In consideration of the termination of the FPA, ParentCo agreed to issue fifty-thousand (50,000) shares of common stock to an
entity designated by Seller at the time of closing of the Business Combination, which shares will have certain demand and piggback
registration rights.
The
foregoing description of the FPA and the Mutual Termination Agreement does not purport to be complete and is qualified in its
entirety by the terms and conditions of the FPA and Mutual Termination Agreement, which are filed as Exhibits 10.1 and 10.2 hereto,
respectively, and incorporated by reference herein.
Item
9.01. Exhibits.
SIGNATURES
Pursuant
to the requirements of the Securities Exchange Act of 1934, as amended, the Company has duly caused this report to be signed on its behalf
by the undersigned hereunto duly authorized.
|
KERNEL
GROUP HOLDINGS, INC. |
|
|
|
Date:
November 27, 2023 |
By: |
/s/
Suren Ajjarapu |
|
|
Suren
Ajjarapu |
|
|
Chief
Executive Officer |
Exhibit 10.2
MUTUAL TERMINATION AGREEMENT
This MUTUAL
TERMINATION AGREEMENT (this “Agreement”),
dated as of November 27, 2023 (the “Effective
Date”), is entered into by and between Kernel Group Holdings, Inc., a Cayman Islands exempted company (“Kernel”),
AIRO Group Holdings, Inc., a Delaware corporation (the “Target”),
and Meteora Special Opportunity Fund I, LP (“MSOF”),
Meteora Capital Partners, LP (“MCP”)
and Meteora Select Trading Opportunities Master, LP (“MSTO”)
(with MCP, MSOF, and MSTO collectively as “Seller”).
WHEREAS, (i) Kernel, (ii)
the Target, and (iii) Seller (Kernel, Target, and Seller, each a “Party” and collectively, the “Parties”)
previously entered into that certain Forward Purchase Agreement, dated as of February 28, 2023 (the “FPA” or
the “Confirmation”); The term “Counterparty” refers to Kernel until Kernel and
Target effectuate their business combination (the “Business Combination”), then to AIRO Group, Inc. following
the Business Combination (the “Combined Company”).
NOW, THEREFORE, in consideration
of the premises and the mutual agreements and covenants hereinafter set forth, the receipt and sufficiency of which are hereby acknowledged,
the Parties hereby agree as follows:
1. Definitions.

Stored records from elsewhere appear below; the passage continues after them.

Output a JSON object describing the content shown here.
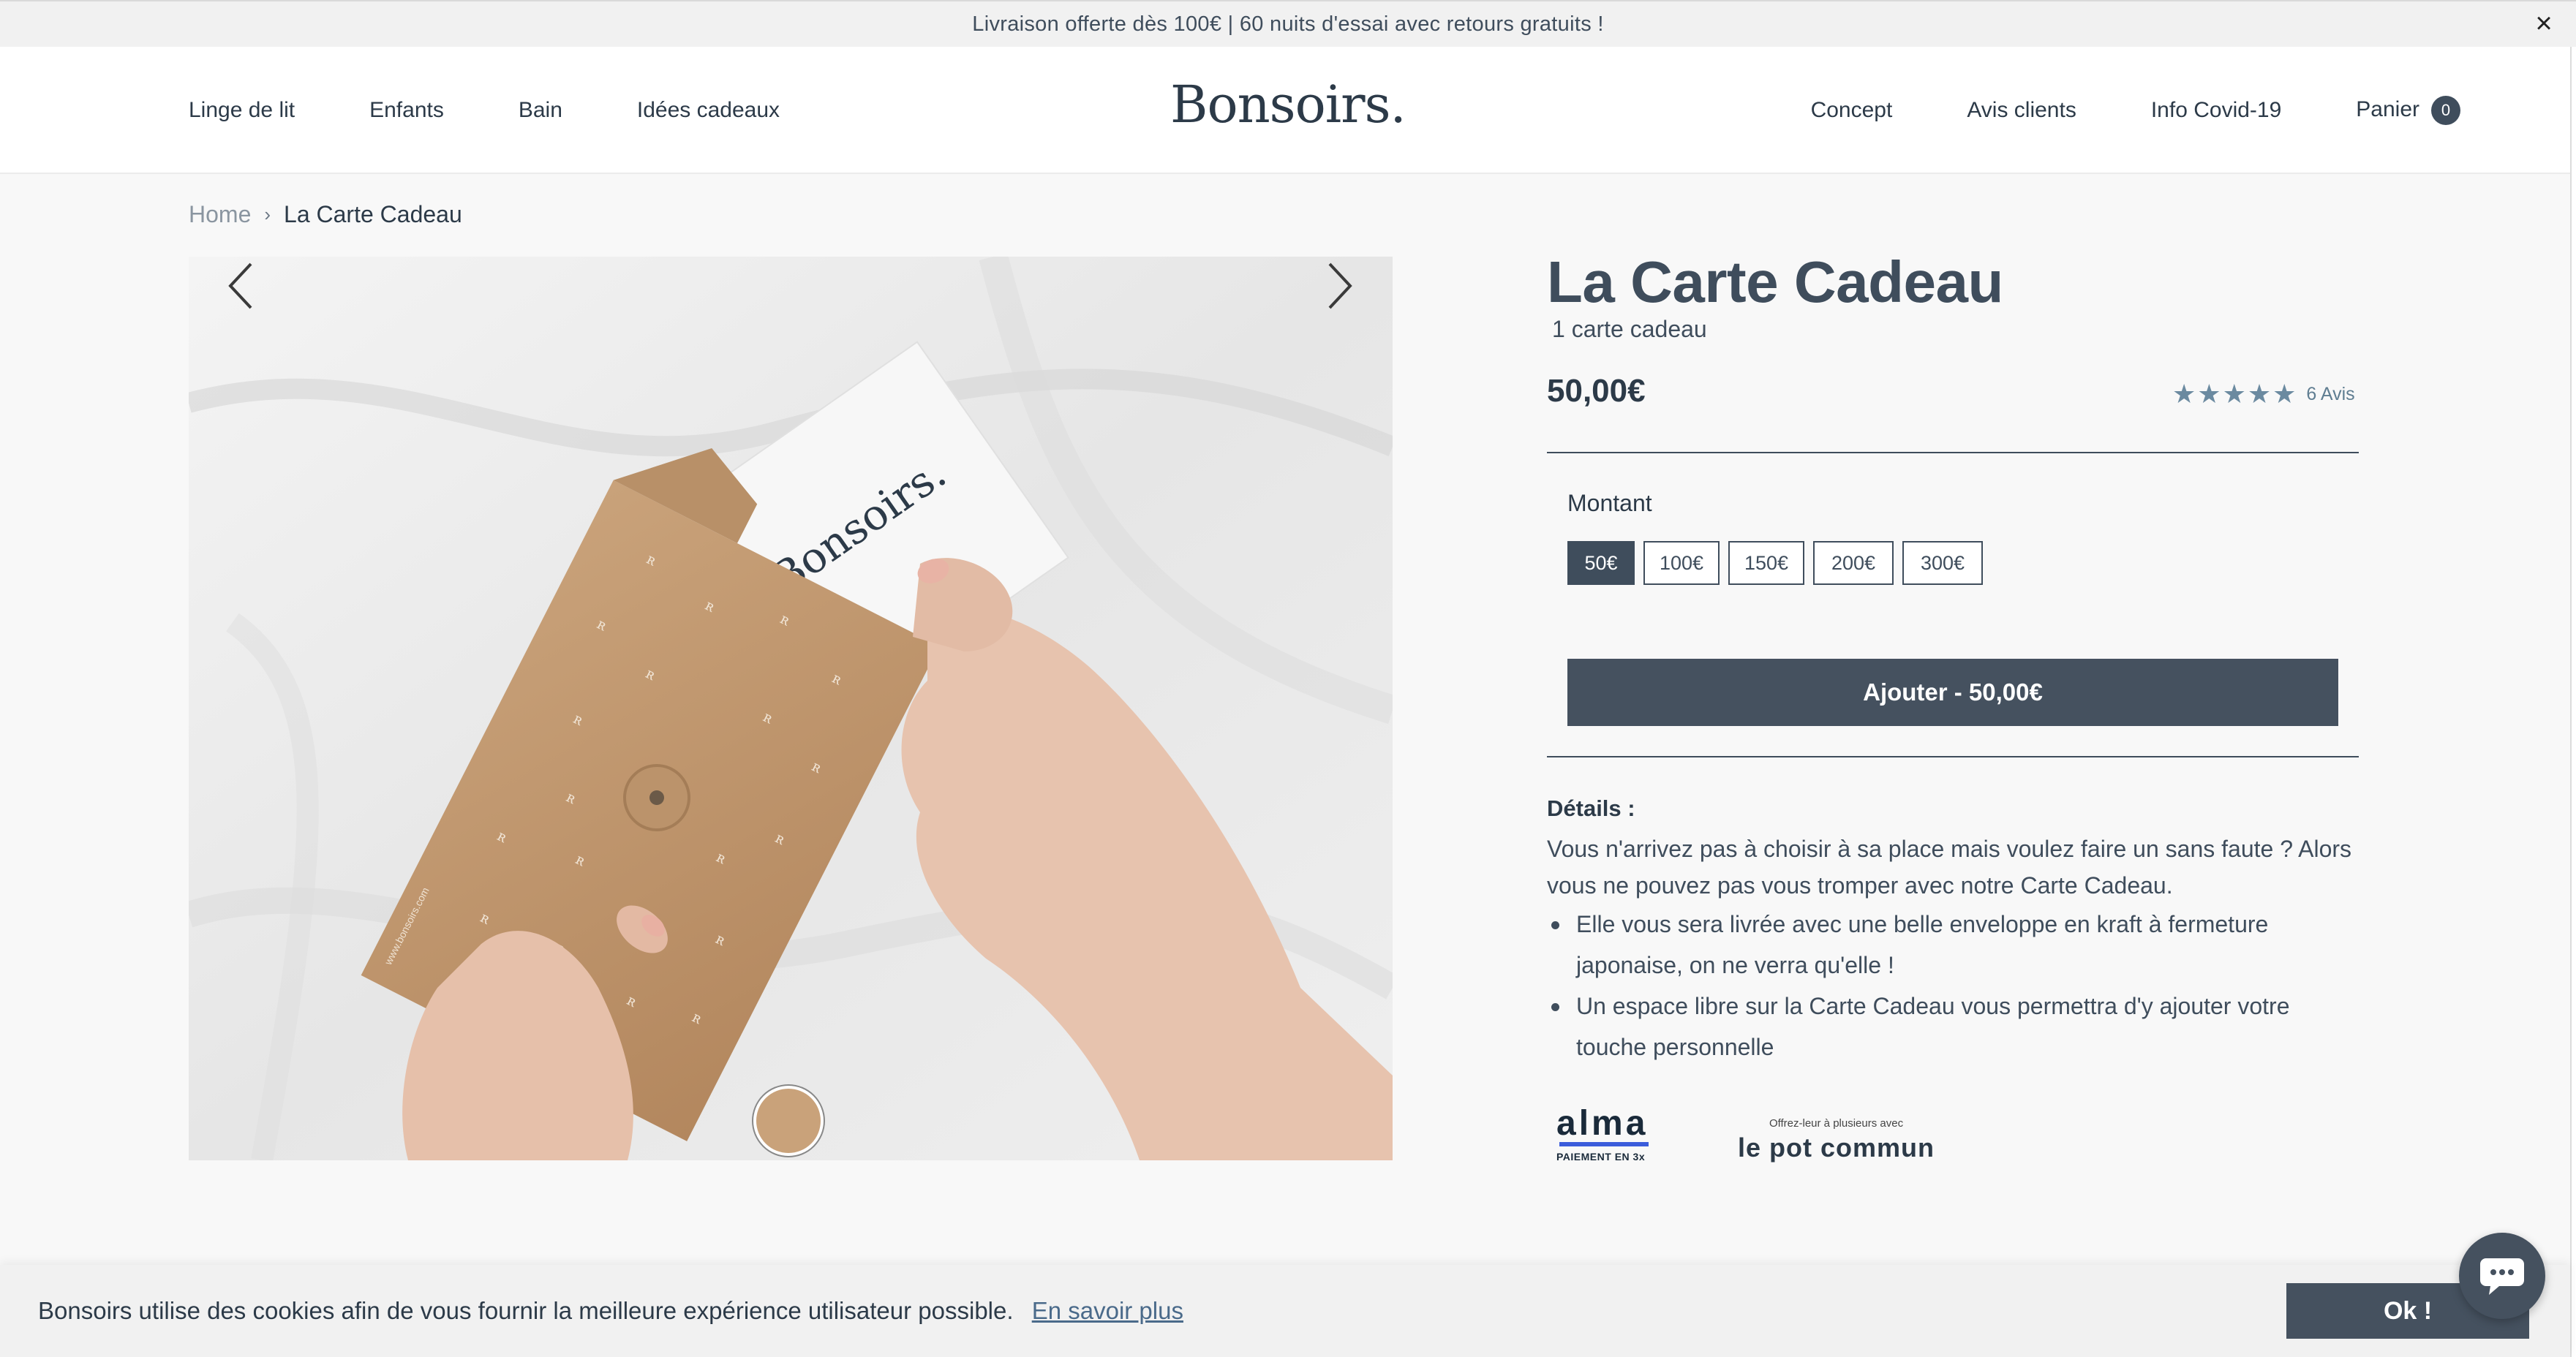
{
  "announcement": {
    "text": "Livraison offerte dès 100€ | 60 nuits d'essai avec retours gratuits !",
    "close": "×"
  },
  "header": {
    "logo": "Bonsoirs.",
    "nav_left": [
      "Linge de lit",
      "Enfants",
      "Bain",
      "Idées cadeaux"
    ],
    "nav_right": [
      "Concept",
      "Avis clients",
      "Info Covid-19"
    ],
    "cart_label": "Panier",
    "cart_count": "0"
  },
  "breadcrumb": {
    "home": "Home",
    "separator": "›",
    "current": "La Carte Cadeau"
  },
  "gallery": {
    "envelope_text": "Bonsoirs.",
    "envelope_url": "www.bonsoirs.com"
  },
  "product": {
    "title": "La Carte Cadeau",
    "subtitle": "1 carte cadeau",
    "price": "50,00€",
    "rating": 5,
    "reviews": "6 Avis",
    "amount_label": "Montant",
    "amounts": [
      "50€",
      "100€",
      "150€",
      "200€",
      "300€"
    ],
    "selected_amount": "50€",
    "add_button": "Ajouter - 50,00€",
    "details_title": "Détails :",
    "details_text": "Vous n'arrivez pas à choisir à sa place mais voulez faire un sans faute ? Alors vous ne pouvez pas vous tromper avec notre Carte Cadeau.",
    "details_bullets": [
      "Elle vous sera livrée avec une belle enveloppe en kraft à fermeture japonaise, on ne verra qu'elle !",
      "Un espace libre sur la Carte Cadeau vous permettra d'y ajouter votre touche personnelle"
    ]
  },
  "payment": {
    "alma_word": "alma",
    "alma_sub": "PAIEMENT EN 3x",
    "potcommun_small": "Offrez-leur à plusieurs avec",
    "potcommun_big": "le pot commun"
  },
  "cookie": {
    "text": "Bonsoirs utilise des cookies afin de vous fournir la meilleure expérience utilisateur possible.",
    "link": "En savoir plus",
    "ok": "Ok !"
  },
  "colors": {
    "primary": "#45515f",
    "text": "#3f4d5c",
    "star": "#6b8aa0",
    "alma_blue": "#3b5cdb"
  },
  "icons": {
    "close": "close-icon",
    "prev": "chevron-left-icon",
    "next": "chevron-right-icon",
    "star": "star-icon",
    "chat": "chat-icon"
  }
}
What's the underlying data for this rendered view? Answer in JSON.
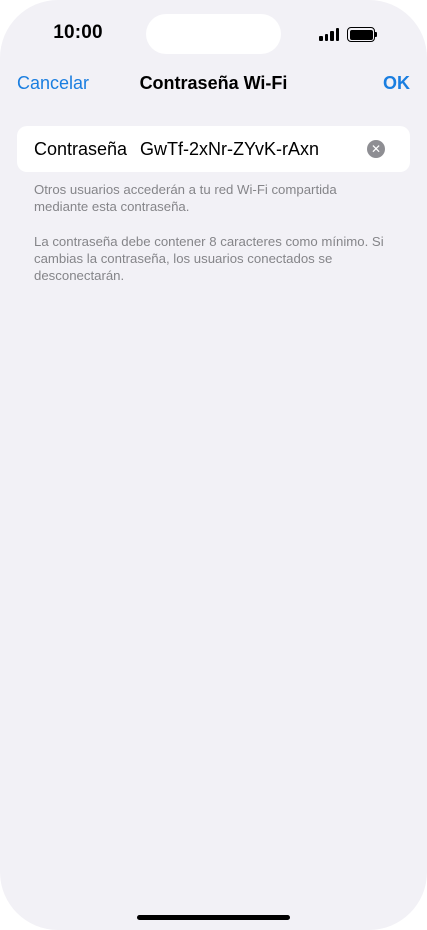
{
  "status_bar": {
    "time": "10:00",
    "signal_icon": "cellular-signal-icon",
    "battery_icon": "battery-full-icon"
  },
  "nav": {
    "cancel_label": "Cancelar",
    "title": "Contraseña Wi-Fi",
    "ok_label": "OK"
  },
  "password_field": {
    "label": "Contraseña",
    "value": "GwTf-2xNr-ZYvK-rAxn",
    "clear_icon": "clear-circle-icon"
  },
  "footnotes": [
    "Otros usuarios accederán a tu red Wi-Fi compartida mediante esta contraseña.",
    "La contraseña debe contener 8 caracteres como mínimo. Si cambias la contraseña, los usuarios conectados se desconectarán."
  ],
  "colors": {
    "accent": "#1a7ee0",
    "background": "#f2f1f6",
    "secondary_text": "#858589"
  }
}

Capitalized
terms used but not defined in this Agreement shall have the meanings ascribed to them in the FPA.
2. Termination of the FPA.
As of the Effective Date, the parties hereto mutually terminate the FPA in all respects and the FPA shall be of no further force or effect
by or against any Party thereto. Except as set forth in Section 5 herein, each Party, on behalf of itself and its agents, hereby releases,
waives, and forever discharges the other Party and other Party’s agents of and from any and all obligation or liability arising
under the FPA.
3. Consideration.
In consideration of the termination of the FPA, the Combined Company agrees to issue fifty-thousand (50,000) shares of common stock
(“Consideration
Shares Payment”) to an entity designated by Seller at the time of closing of the Business Combination.
4.
Registration Rights.
a. Demand
Registration Rights. At any time and from time to time on or after the date the Parties consummate the Business Combination, the
holders of the Termination Shares (the “Demanding
Holders”) may make a written demand for registration of all or part of their Termination Shares, which written demand
shall describe the amount and type of securities to be included in such Registration and the intended method(s) of distribution
thereof (such written demand a “Demand
Registration”). The Combined Company shall, within five (5) days of the Combined Company’s receipt of the Demand
Registration, notify, in writing, all other holders of Termination Shares of such demand, and each holder of Termination Shares who
thereafter wishes to include all or a portion of such holder’s Termination Shares in a registration pursuant to a Demand
Registration (each such Holder that includes all or a portion of such holder’s Termination Shares in such registration, a
“Requesting
Holder”) shall so notify the Combined Company, in writing, within three (3) business days after the receipt by the
holder of the notice from the Combined Company. Upon receipt by the Combined Company of any such written notification from a
Requesting Holder(s) to the Combined Company, such Requesting Holder(s) shall be entitled to have their Termination Shares included
in a registration pursuant to a Demand Registration and the Combined Company shall effect, as soon thereafter as practicable, but
not more than ninety (90) days immediately after the Combined Company’s receipt of the Demand Registration, the registration
of all Termination requested by the Demanding Holders and Requesting Holders pursuant to such Demand Registration. Under no
circumstances shall the Combined Company be obligated to effect more than an aggregate of three (3) registrations pursuant to a
Demand Registration under this paragraph with respect to any or all Termination Shares; provided, however, that a registration shall
not be counted for such purposes unless a Form S-1 or any similar long-form registration statement that may be available at such
time (“Form
S-1”) has become effective and all of the Termination Shares requested by the Requesting Holders to be registered on
behalf of the Requesting Holders in such Form S-1 Registration have been sold; provided, further, that an underwritten shelf
takedown shall not count as a Demand Registration.
b. Piggyback
Registration Rights. If at any time on or after the date the Parties consummates the Business Combination, the Combined Company proposes
to file a registration statement under the Securities Act with respect to an offering of equity securities, or securities or other obligations
exercisable or exchangeable for, or convertible into equity securities, for its own account or for the account of shareholders of the
Combined Company (or by the Combined Company and by the shareholders of the Combined Company, other than a registration statement (i)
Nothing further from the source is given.